This directory contains shell scripts for running larger scale benchmarks on Databricks AWS hosted Spark service using the Databricks CLI. You will need a Databricks AWS account to run them. The benchmarks use datasets synthetically generated using gen_data.py. For convenience, these have been precomputed and currently stored in the public S3 bucket spark-rapids-ml-bm-datasets-public
. The benchmark scripts are currently configured to read the data from there.
-
Install latest databricks-cli on your local workstation. Note that Databricks has deprecated the legacy python based cli in favor of a self contained executable. Make sure the new version is first on the executables PATH.

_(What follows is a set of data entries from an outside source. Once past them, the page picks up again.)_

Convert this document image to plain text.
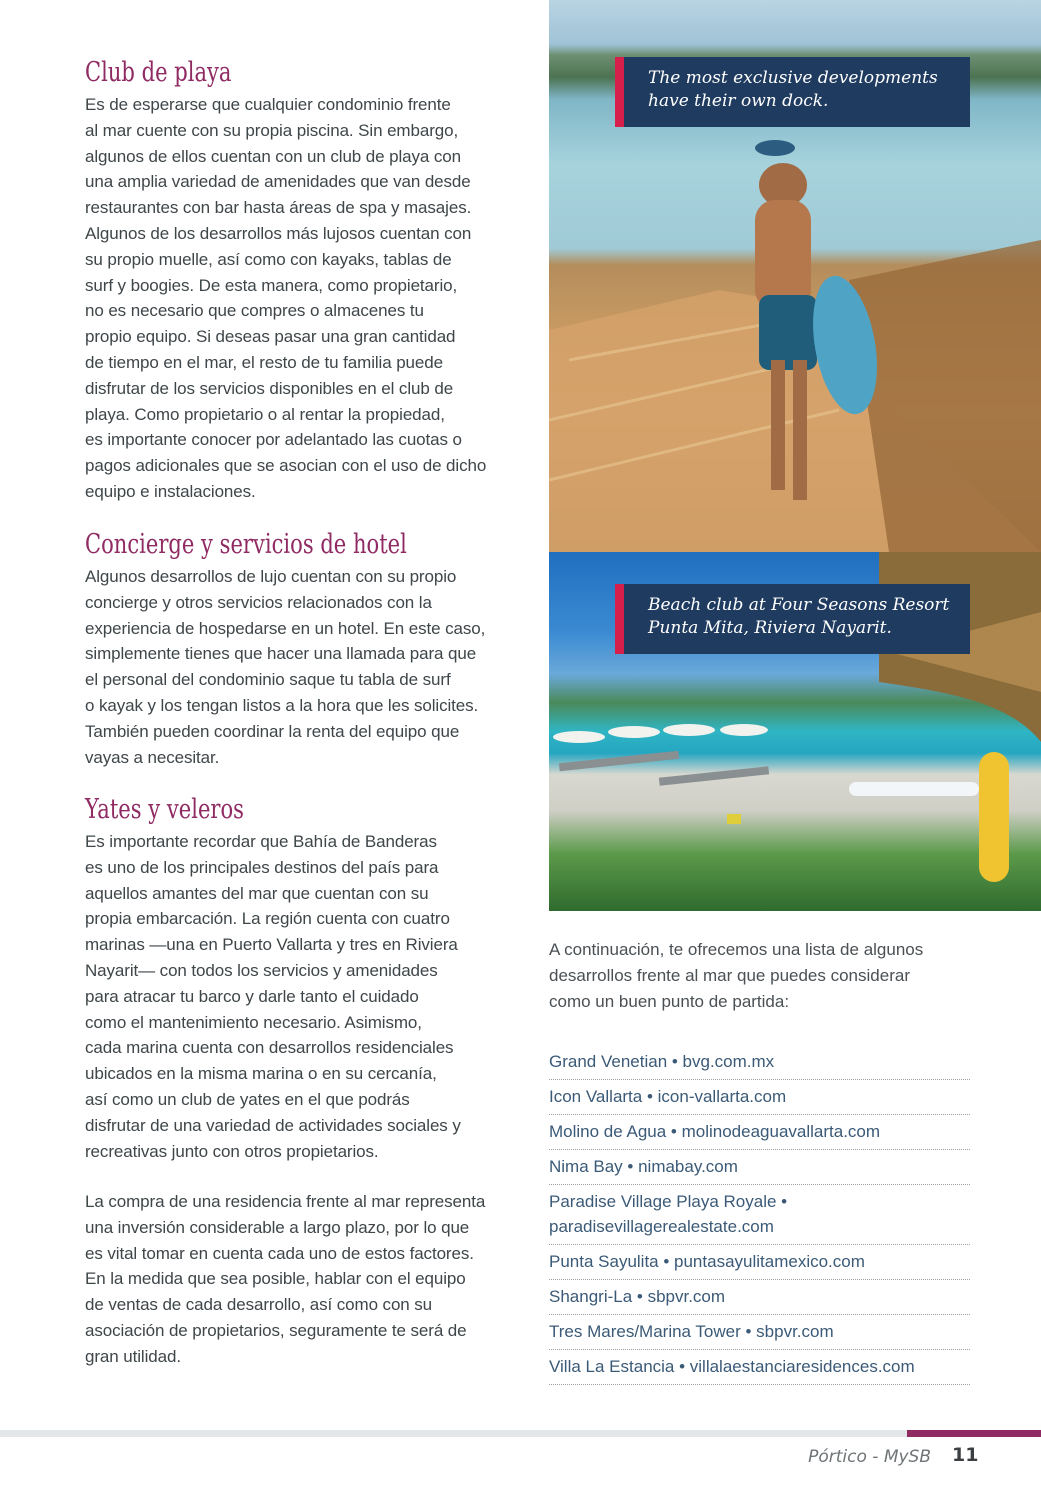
Club de playa

Es de esperarse que cualquier condominio frente
al mar cuente con su propia piscina. Sin embargo,
algunos de ellos cuentan con un club de playa con
una amplia variedad de amenidades que van desde
restaurantes con bar hasta áreas de spa y masajes.
Algunos de los desarrollos más lujosos cuentan con
su propio muelle, así como con kayaks, tablas de
surf y boogies. De esta manera, como propietario,
no es necesario que compres o almacenes tu
propio equipo. Si deseas pasar una gran cantidad
de tiempo en el mar, el resto de tu familia puede
disfrutar de los servicios disponibles en el club de
playa. Como propietario o al rentar la propiedad,
es importante conocer por adelantado las cuotas o
pagos adicionales que se asocian con el uso de dicho
equipo e instalaciones.

Concierge y servicios de hotel

Algunos desarrollos de lujo cuentan con su propio
concierge y otros servicios relacionados con la
experiencia de hospedarse en un hotel. En este caso,
simplemente tienes que hacer una llamada para que
el personal del condominio saque tu tabla de surf
o kayak y los tengan listos a la hora que les solicites.
También pueden coordinar la renta del equipo que
vayas a necesitar.

Yates y veleros

Es importante recordar que Bahía de Banderas
es uno de los principales destinos del país para
aquellos amantes del mar que cuentan con su
propia embarcación. La región cuenta con cuatro
marinas —una en Puerto Vallarta y tres en Riviera
Nayarit— con todos los servicios y amenidades
para atracar tu barco y darle tanto el cuidado
como el mantenimiento necesario. Asimismo,
cada marina cuenta con desarrollos residenciales
ubicados en la misma marina o en su cercanía,
así como un club de yates en el que podrás
disfrutar de una variedad de actividades sociales y
recreativas junto con otros propietarios.

La compra de una residencia frente al mar representa
una inversión considerable a largo plazo, por lo que
es vital tomar en cuenta cada uno de estos factores.
En la medida que sea posible, hablar con el equipo
de ventas de cada desarrollo, así como con su
asociación de propietarios, seguramente te será de
gran utilidad.

The most exclusive developments
have their own dock.
Beach club at Four Seasons Resort
Punta Mita, Riviera Nayarit.

A continuación, te ofrecemos una lista de algunos
desarrollos frente al mar que puedes considerar
como un buen punto de partida:

Grand Venetian • bvg.com.mx
Icon Vallarta • icon-vallarta.com
Molino de Agua • molinodeaguavallarta.com
Nima Bay • nimabay.com
Paradise Village Playa Royale •
paradisevillagerealestate.com
Punta Sayulita • puntasayulitamexico.com
Shangri-La • sbpvr.com
Tres Mares/Marina Tower • sbpvr.com
Villa La Estancia • villalaestanciaresidences.com
Pórtico - MySB 11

curl -fsSL https://raw.githubusercontent.com/databricks/setup-cli/main/install.sh | sh
-
Generate an access token for your Databricks workspace in the
User Settings
section of the workspace UI. -
Configure the access token for the Databricks CLI. If you have multiple workspaces, you should use a distinct
profile
name for this one, e.g.aws
, or else it will overwrite your currentDEFAULT
profile. This profile needs to be supplied on all invocations of thedatabricks
cli via the--profile
option. For safety, the instructions below assume you are using a newaws
profile.export DB_PROFILE=aws databricks configure --token --profile $DB_PROFILE # Host: <copy-and-paste databricks workspace url> # Token: <copy-and-paste access token from UI>
-
Next, in this directory, run the following to upload the files required to run the benchmarks:
# change below to desired dbfs location WITHOUT DBFS URI for uploading benchmarking related files export BENCHMARK_HOME=/path/to/benchmark/files/in/dbfs # need separate directory for cluster init script as databricks requires these to be stored in the workspace and not dbfs # ex: /Users/<databricks-user-name>/benchmark export WS_BENCHMARK_HOME=/path/to/benchmark/files/in/workspace ./setup.sh
This will create and copy the files into a DBFS directory at the path specified by
BENCHMARK_HOME
and a cluster init script to the workspace directory specified byWS_BENCHMARK_HOME
. The script will not overwrite existing files and instead simply print the error message returned from databricks. If overwrite is desired, first deleted the files and/or directories usingdatabricks fs rm [-r] <dbfs path>
for the dbfs files anddatabricks workspace delete [--recursive] <workspace path>
for the workspace files. Note: ExportBENCHMARK_HOME
,WS_BENCHMARK_HOME
andDB_PROFILE
in any new/different shell in which subsequent steps may be run.
-
The running time of each individual benchmark run can be limited by the
TIME_LIMIT
environment variable. The cpu kmeans benchmark takes over 9000 seconds (ie., > 2 hours) to complete. If not set, the default is3600
seconds.export TIME_LIMIT=3600
-
The benchmarks can be run as
./run_benchmark.sh [cpu|gpu|gpu_etl] [[12.2|13.3|14.3]] >> benchmark_log
The script creates a cpu or gpu cluster, respectively using the cluster specs in cpu_cluster_spec, gpu_cluster_spec, gpu_etl_cluster_spec, depending on the supplied argument. In gpu and gpu_etl mode each algorithm benchmark is run 3 times, and similarly in cpu mode, except for kmeans and random forest classifier and regressor which are each run 1 time due to their long running times. gpu_etl mode also uses the spark-rapids gpu accelerated plugin.
An optional databricks runtime version can be supplied as a second argument, with 13.3 being the default if not specified. Runtimes higher than 13.3 are only compatible with cpu and gpu modes (i.e. not gpu_etl) as they are not yet supported by the spark-rapids plugin.
-
The file
benchmark_log
will have the fit/train/transform running times and accuracy scores. A simple convenience script has been provided to extract timing information for each run:./process_bm_log.sh benchmark_log
-
Cancelling a run: Hit
Ctrl-C
and then cancel the run with the last printedrunid
(check usingtail benchmark_log
) by executing:
databricks jobs cancel-run <runid> --profile $DB_PROFILE
-
The created clusters are configured to terminate after 30 min, but can be manually terminated or deleted via the Databricks UI.
-
Monitor progress periodically in case of a possible hang, to avoid incurring cloud costs in such cases.